The memo also called on AI workers stop “building nanny products” and “trust our users” more, with Brin arguing that the company’s AI offerings were “overrun with filters and punts of various kinds.”
Brin’s memo echoes comments from late last year by Google CEO Sundar Pichai, who told employees that “the stakes are high” for the company this year.
“I think 2025 will be critical,” Pichai said, per audio obtained by CNBC. “I think it’s really important we internalize the urgency of this moment, and need to move faster as a company. The stakes are high. These are disruptive moments.
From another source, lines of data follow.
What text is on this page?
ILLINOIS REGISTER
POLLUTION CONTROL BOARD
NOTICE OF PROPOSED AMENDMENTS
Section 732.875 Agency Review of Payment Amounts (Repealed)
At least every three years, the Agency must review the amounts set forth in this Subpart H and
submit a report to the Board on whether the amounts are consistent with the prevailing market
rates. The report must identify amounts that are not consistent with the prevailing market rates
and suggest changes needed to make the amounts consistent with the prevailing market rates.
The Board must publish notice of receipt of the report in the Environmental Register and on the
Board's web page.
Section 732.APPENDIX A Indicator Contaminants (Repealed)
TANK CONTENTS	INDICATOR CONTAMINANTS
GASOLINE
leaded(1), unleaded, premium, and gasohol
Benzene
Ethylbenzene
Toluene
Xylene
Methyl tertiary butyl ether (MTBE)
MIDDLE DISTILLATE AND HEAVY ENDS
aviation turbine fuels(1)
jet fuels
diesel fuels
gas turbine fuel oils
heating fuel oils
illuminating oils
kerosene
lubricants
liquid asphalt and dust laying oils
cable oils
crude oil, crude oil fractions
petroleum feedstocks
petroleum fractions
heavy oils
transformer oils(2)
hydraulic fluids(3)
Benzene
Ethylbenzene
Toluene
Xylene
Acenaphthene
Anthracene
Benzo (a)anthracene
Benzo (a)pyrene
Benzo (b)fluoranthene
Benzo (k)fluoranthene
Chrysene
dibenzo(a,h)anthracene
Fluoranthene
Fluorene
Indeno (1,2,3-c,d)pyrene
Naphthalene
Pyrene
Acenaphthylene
In 2025, we need to be relentlessly focused on unlocking the benefits of this technology and solve real user problems.”
In related news, PYMNTS spoke last week with Risto Uuk, head of EU policy and research at the Future of Life Institute, about efforts by Google and other tech giants to push back against Europe’s AI regulations.
“Certain big technology companies are coming out saying they either will not sign this code of practice unless it is changed according to what they want,” Uuk said.
As that report noted, the Future of Life Institute is perhaps best known in AI circles as the organization that circulated an open letter in 2023 advocating a six-month moratorium on advanced AI models until safety protocols were established. That letter, Uuk said, did not have the desired effect.
“Many of these companies have not increased their safety work, which the ‘pause’ letter called for,” he added. “The pause was not just for the sake of pausing, but you would use it to increase AI safety work, and this work, arguably, in many cases, has not happened.”